These examples illustrate that legal storytelling functions not merely to determine legal positions but to construct legitimacy and refine legal identity. Against this background, this post examines the role of narrative setting in claiming legal identity under International Law. It argues that not only treaties or customs form a legal identity, but narrative framing through storytelling is also central to international law governance. While legal storytelling is open to all parties, in practice and actuality, structural hierarchies decide which story prevails, especially when superpowers have the capacity to manufacture consent for the story to prevail.

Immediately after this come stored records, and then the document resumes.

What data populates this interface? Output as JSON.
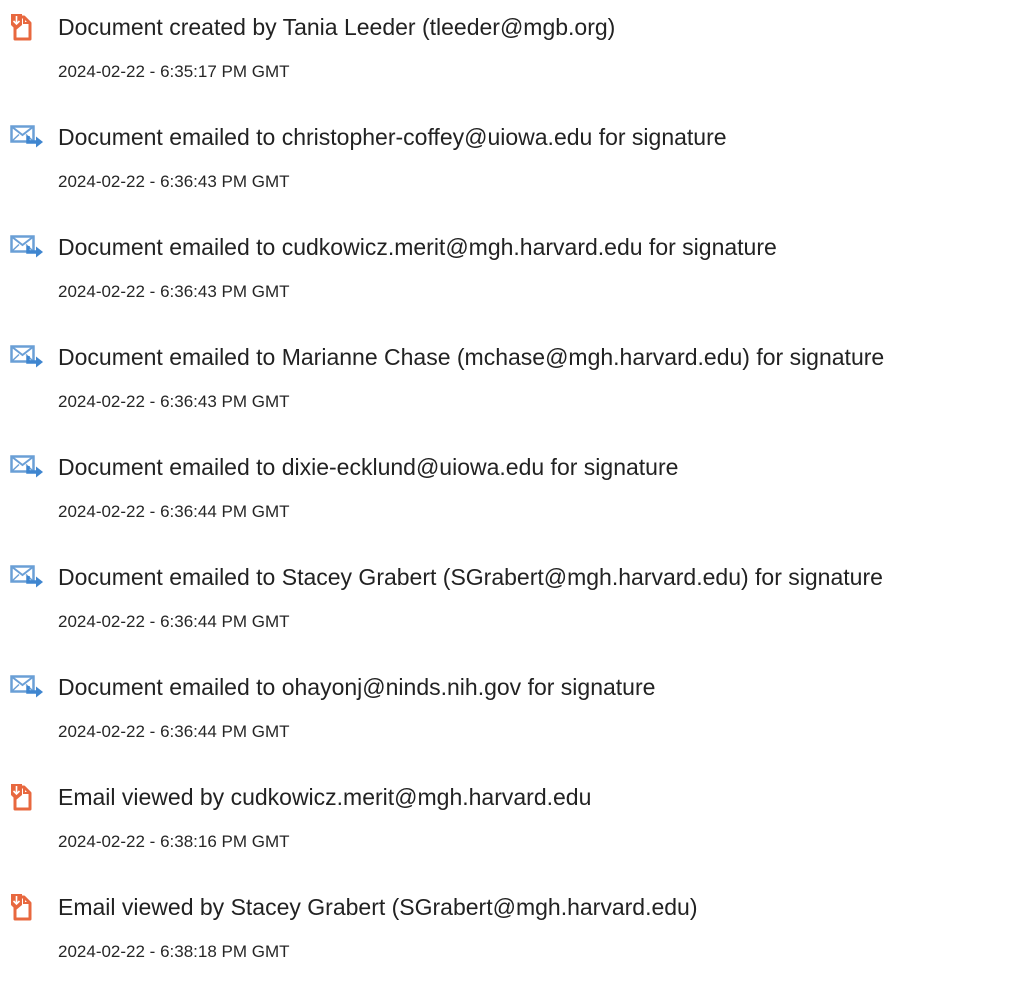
{
  "colors": {
    "doc_icon": "#e8683f",
    "mail_icon": "#6a9fd6",
    "mail_arrow": "#3f86d0",
    "text": "#222222"
  },
  "events": [
    {
      "icon": "document-icon",
      "text": "Document created by Tania Leeder (tleeder@mgb.org)",
      "time": "2024-02-22 - 6:35:17 PM GMT"
    },
    {
      "icon": "email-sent-icon",
      "text": "Document emailed to christopher-coffey@uiowa.edu for signature",
      "time": "2024-02-22 - 6:36:43 PM GMT"
    },
    {
      "icon": "email-sent-icon",
      "text": "Document emailed to cudkowicz.merit@mgh.harvard.edu for signature",
      "time": "2024-02-22 - 6:36:43 PM GMT"
    },
    {
      "icon": "email-sent-icon",
      "text": "Document emailed to Marianne Chase (mchase@mgh.harvard.edu) for signature",
      "time": "2024-02-22 - 6:36:43 PM GMT"
    },
    {
      "icon": "email-sent-icon",
      "text": "Document emailed to dixie-ecklund@uiowa.edu for signature",
      "time": "2024-02-22 - 6:36:44 PM GMT"
    },
    {
      "icon": "email-sent-icon",
      "text": "Document emailed to Stacey Grabert (SGrabert@mgh.harvard.edu) for signature",
      "time": "2024-02-22 - 6:36:44 PM GMT"
    },
    {
      "icon": "email-sent-icon",
      "text": "Document emailed to ohayonj@ninds.nih.gov for signature",
      "time": "2024-02-22 - 6:36:44 PM GMT"
    },
    {
      "icon": "document-icon",
      "text": "Email viewed by cudkowicz.merit@mgh.harvard.edu",
      "time": "2024-02-22 - 6:38:16 PM GMT"
    },
    {
      "icon": "document-icon",
      "text": "Email viewed by Stacey Grabert (SGrabert@mgh.harvard.edu)",
      "time": "2024-02-22 - 6:38:18 PM GMT"
    }
  ]
}
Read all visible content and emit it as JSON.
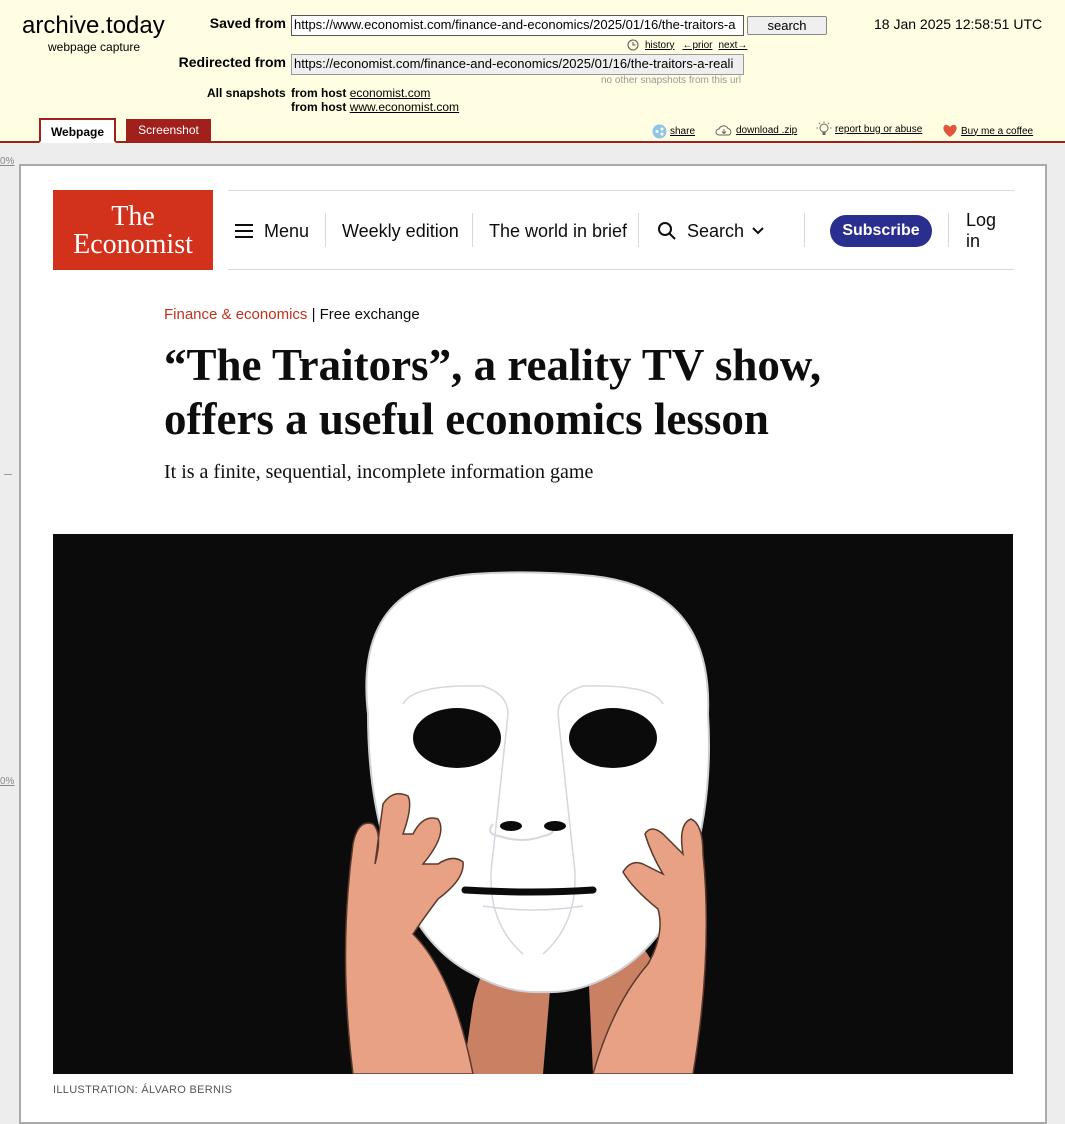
{
  "archive": {
    "logo": "archive.today",
    "logo_sub": "webpage capture",
    "saved_from_label": "Saved from",
    "saved_from_url": "https://www.economist.com/finance-and-economics/2025/01/16/the-traitors-a",
    "search_button": "search",
    "timestamp": "18 Jan 2025 12:58:51 UTC",
    "history_link": "history",
    "prior_link": "←prior",
    "next_link": "next→",
    "redirected_from_label": "Redirected from",
    "redirected_from_url": "https://economist.com/finance-and-economics/2025/01/16/the-traitors-a-reali",
    "no_other_snapshots": "no other snapshots from this url",
    "all_snapshots_label": "All snapshots",
    "from_host_label": "from host",
    "host_1": "economist.com",
    "host_2": "www.economist.com",
    "tabs": {
      "webpage": "Webpage",
      "screenshot": "Screenshot"
    },
    "tools": {
      "share": "share",
      "download": "download .zip",
      "report": "report bug or abuse",
      "coffee": "Buy me a coffee"
    },
    "gutter_label": "0%"
  },
  "economist": {
    "logo_line1": "The",
    "logo_line2": "Economist",
    "nav": {
      "menu": "Menu",
      "weekly": "Weekly edition",
      "world": "The world in brief",
      "search": "Search",
      "subscribe": "Subscribe",
      "login": "Log in"
    },
    "article": {
      "section": "Finance & economics",
      "separator": " | ",
      "column": "Free exchange",
      "headline": "“The Traitors”, a reality TV show, offers a useful economics lesson",
      "standfirst": "It is a finite, sequential, incomplete information game",
      "caption": "ILLUSTRATION: ÁLVARO BERNIS"
    }
  }
}
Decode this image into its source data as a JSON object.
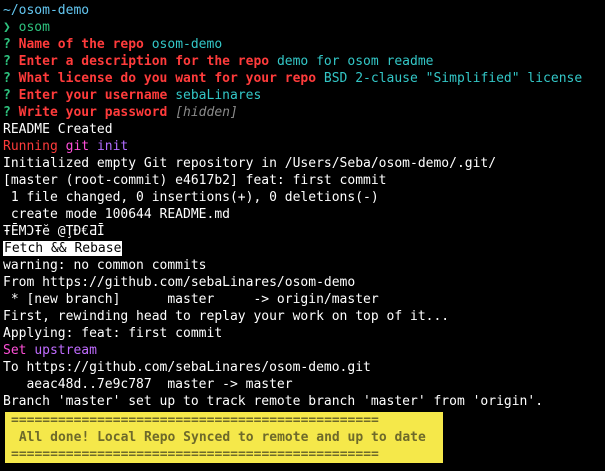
{
  "terminal": {
    "cwd": "~/osom-demo",
    "prompt_symbol": "❯",
    "command": "osom",
    "question_mark": "?",
    "questions": [
      {
        "label": "Name of the repo",
        "answer": "osom-demo"
      },
      {
        "label": "Enter a description for the repo",
        "answer": "demo for osom readme"
      },
      {
        "label": "What license do you want for your repo",
        "answer": "BSD 2-clause \"Simplified\" license"
      },
      {
        "label": "Enter your username",
        "answer": "sebaLinares"
      },
      {
        "label": "Write your password",
        "answer": "[hidden]"
      }
    ],
    "readme_created": "README Created",
    "running_word": "Running",
    "git_word": "git",
    "init_word": "init",
    "git_init_output": "Initialized empty Git repository in /Users/Seba/osom-demo/.git/",
    "commit_line": "[master (root-commit) e4617b2] feat: first commit",
    "files_changed": " 1 file changed, 0 insertions(+), 0 deletions(-)",
    "create_mode": " create mode 100644 README.md",
    "garbled": "ŦĒMƆŦĕ @ŢĐ€ƋĪ",
    "fetch_rebase": "Fetch && Rebase",
    "warning": "warning: no common commits",
    "from_line": "From https://github.com/sebaLinares/osom-demo",
    "new_branch": " * [new branch]      master     -> origin/master",
    "rewinding": "First, rewinding head to replay your work on top of it...",
    "applying": "Applying: feat: first commit",
    "set_word": "Set",
    "upstream_word": "upstream",
    "to_line": "To https://github.com/sebaLinares/osom-demo.git",
    "push_line": "   aeac48d..7e9c787  master -> master",
    "branch_setup": "Branch 'master' set up to track remote branch 'master' from 'origin'.",
    "separator": "===============================================",
    "done_message": " All done! Local Repo Synced to remote and up to date"
  },
  "colors": {
    "background": "#000000",
    "cwd": "#63c6f0",
    "prompt": "#2ec27e",
    "question": "#ff3b3b",
    "answer": "#33c7c7",
    "highlight_box": "#f5e84a"
  }
}
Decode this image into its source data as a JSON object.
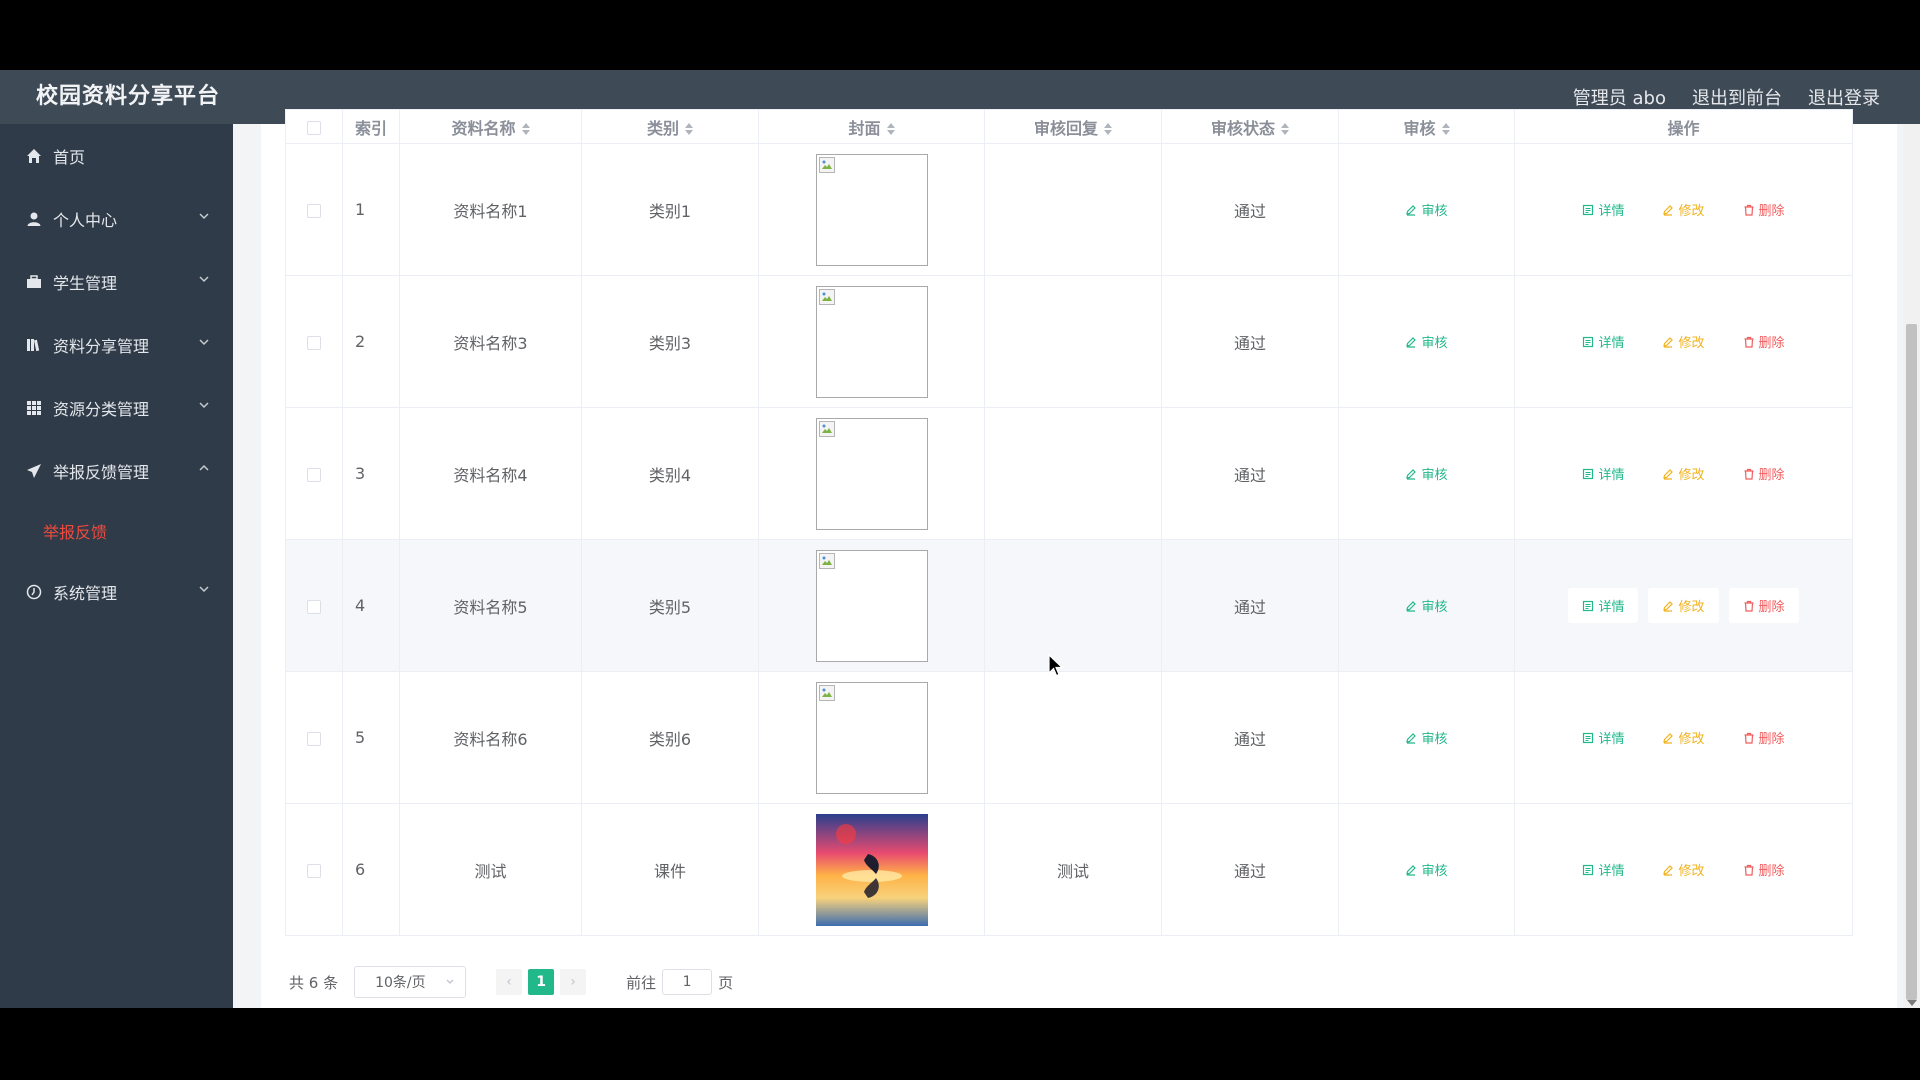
{
  "app": {
    "title": "校园资料分享平台"
  },
  "header": {
    "user": "管理员 abo",
    "to_front": "退出到前台",
    "logout": "退出登录"
  },
  "sidebar": {
    "items": [
      {
        "label": "首页",
        "icon": "home-icon"
      },
      {
        "label": "个人中心",
        "icon": "user-icon",
        "expanded": false
      },
      {
        "label": "学生管理",
        "icon": "briefcase-icon",
        "expanded": false
      },
      {
        "label": "资料分享管理",
        "icon": "books-icon",
        "expanded": false
      },
      {
        "label": "资源分类管理",
        "icon": "grid-icon",
        "expanded": false
      },
      {
        "label": "举报反馈管理",
        "icon": "send-icon",
        "expanded": true
      },
      {
        "label": "系统管理",
        "icon": "clock-icon",
        "expanded": false
      }
    ],
    "active_sub": "举报反馈"
  },
  "table": {
    "columns": [
      "索引",
      "资料名称",
      "类别",
      "封面",
      "审核回复",
      "审核状态",
      "审核",
      "操作"
    ],
    "rows": [
      {
        "index": "1",
        "name": "资料名称1",
        "category": "类别1",
        "reply": "",
        "status": "通过"
      },
      {
        "index": "2",
        "name": "资料名称3",
        "category": "类别3",
        "reply": "",
        "status": "通过"
      },
      {
        "index": "3",
        "name": "资料名称4",
        "category": "类别4",
        "reply": "",
        "status": "通过"
      },
      {
        "index": "4",
        "name": "资料名称5",
        "category": "类别5",
        "reply": "",
        "status": "通过"
      },
      {
        "index": "5",
        "name": "资料名称6",
        "category": "类别6",
        "reply": "",
        "status": "通过"
      },
      {
        "index": "6",
        "name": "测试",
        "category": "课件",
        "reply": "测试",
        "status": "通过"
      }
    ],
    "actions": {
      "review": "审核",
      "detail": "详情",
      "edit": "修改",
      "delete": "删除"
    },
    "hover_row": 3
  },
  "pagination": {
    "total": "共 6 条",
    "page_size": "10条/页",
    "current_page": "1",
    "goto_prefix": "前往",
    "goto_value": "1",
    "goto_suffix": "页"
  },
  "colors": {
    "header_bg": "#3f4a57",
    "sidebar_bg": "#2f3b48",
    "accent_green": "#21b88a",
    "warning_orange": "#f2b21d",
    "danger_red": "#f15c5c",
    "active_menu": "#f04a3e"
  }
}
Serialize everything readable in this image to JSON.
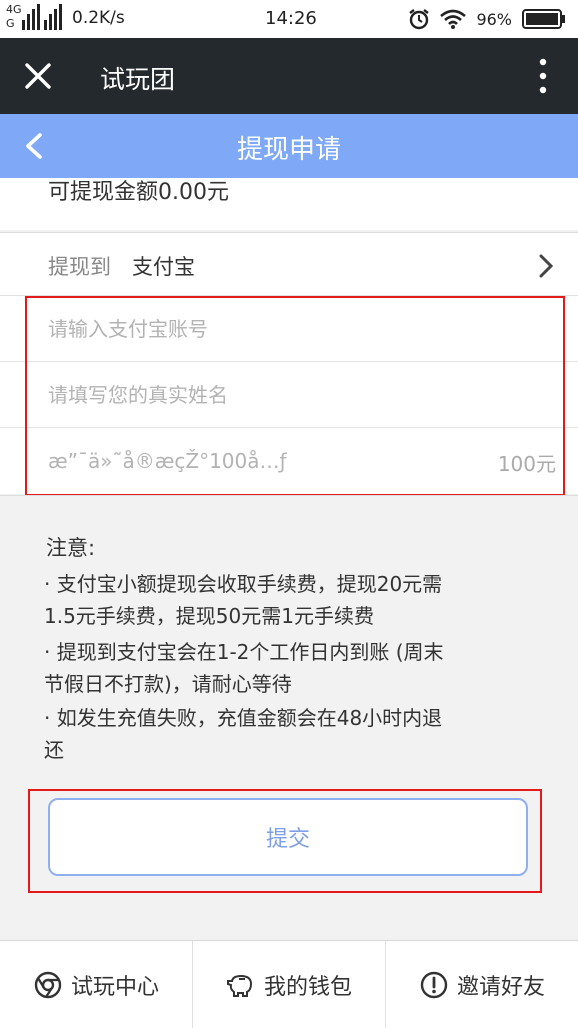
{
  "status_bar": {
    "network_top": "4G",
    "network_bottom": "G",
    "speed": "0.2K/s",
    "time": "14:26",
    "battery": "96%",
    "icons": [
      "signal-icon",
      "alarm-icon",
      "wifi-icon",
      "battery-icon"
    ]
  },
  "title_bar": {
    "title": "试玩团"
  },
  "nav": {
    "title": "提现申请"
  },
  "balance": {
    "text": "可提现金额0.00元"
  },
  "withdraw_to": {
    "label": "提现到",
    "value": "支付宝"
  },
  "form": {
    "account_placeholder": "请输入支付宝账号",
    "name_placeholder": "请填写您的真实姓名",
    "amount_placeholder": "æ”¯ä»˜å®æçŽ°100å…ƒ",
    "amount_unit": "100元"
  },
  "notes": {
    "title": "注意:",
    "lines": [
      "· 支付宝小额提现会收取手续费，提现20元需",
      "1.5元手续费，提现50元需1元手续费",
      "· 提现到支付宝会在1-2个工作日内到账 (周末",
      "节假日不打款)，请耐心等待",
      "· 如发生充值失败，充值金额会在48小时内退",
      "还"
    ]
  },
  "submit": {
    "label": "提交"
  },
  "tabs": [
    {
      "label": "试玩中心",
      "icon": "chrome-icon"
    },
    {
      "label": "我的钱包",
      "icon": "piggy-bank-icon"
    },
    {
      "label": "邀请好友",
      "icon": "alert-circle-icon"
    }
  ],
  "colors": {
    "nav_bg": "#7fa9f7",
    "title_bg": "#24292d",
    "highlight": "#e41919",
    "button_border": "#8fb0ef"
  }
}
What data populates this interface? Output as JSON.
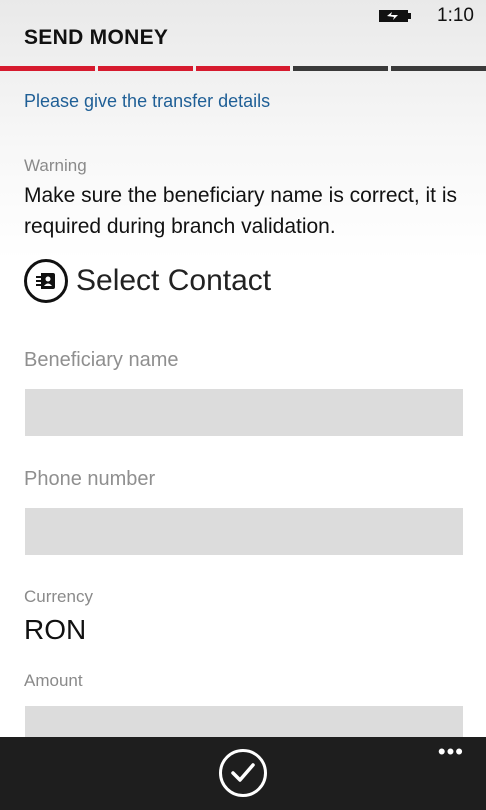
{
  "status_bar": {
    "battery_icon": "battery-charging-icon",
    "time": "1:10"
  },
  "header": {
    "title": "SEND MONEY"
  },
  "progress": {
    "total_steps": 5,
    "completed_steps": 3,
    "active_color": "#d61a2e",
    "inactive_color": "#3a3a3a"
  },
  "subtitle": "Please give the transfer details",
  "warning": {
    "label": "Warning",
    "text": "Make sure the beneficiary name is correct, it is required during branch validation."
  },
  "select_contact": {
    "label": "Select Contact",
    "icon": "contact-card-icon"
  },
  "fields": {
    "beneficiary_label": "Beneficiary name",
    "beneficiary_value": "",
    "phone_label": "Phone number",
    "phone_value": "",
    "currency_label": "Currency",
    "currency_value": "RON",
    "amount_label": "Amount",
    "amount_value": ""
  },
  "app_bar": {
    "confirm_icon": "checkmark-icon",
    "more_label": "•••"
  }
}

However, as Susan Mark points out, international law is not simply a neutral system of rules but a battlefield where dominant narratives often justify the interests of powerful actors.
Legal storytelling and the narrative shift in International Law
International Law, particularly post 9/11, has become a narrative setting space where legality finds its way through compelling stories and not merely by legal rules. Garry Minda, in his article Narratives of International Law and Literature After 9/11, argues that "International law lives on narrative, and so does literature" and that international law functions less as a neutral rule and more as a performative practice, shaped by who tells the story and the global institutions that receive it.
Anne Orford (2003) extends this by critiquing how narratives of humanitarian intervention legitimise military action by powerful states. She examines legal, political, and media language to show how "saviour" discourse shrouds the geopolitical interest. Thus, legal storytelling is not merely a legal argument but about 'who tells the story'. As a result, the question of "whose story gets heard" becomes central. As the rules of international law have to be interpreted by someone, this act of interpretation leads to manipulation by superpowers that have the ability to manufacture consent due to their greater institutional access, media control, and diplomatic grip.
Narratives of imminent threat, identity and legitimacy: Iraq and Gaza
The U.S. invasion of Iraq in 2003 remains a classic example of how legal storytelling manufactures legitimacy for the use of force. The U.S. has always tried to maintain its hegemony through the threat or use of military force, evident through the official rhetoric of the National Security Strategy of the United States of America, September 2002, "Our forces will be strong enough to dissuade potential adversaries from pursuing a military build-up in hopes of surpassing, or equaling, the power of the United States".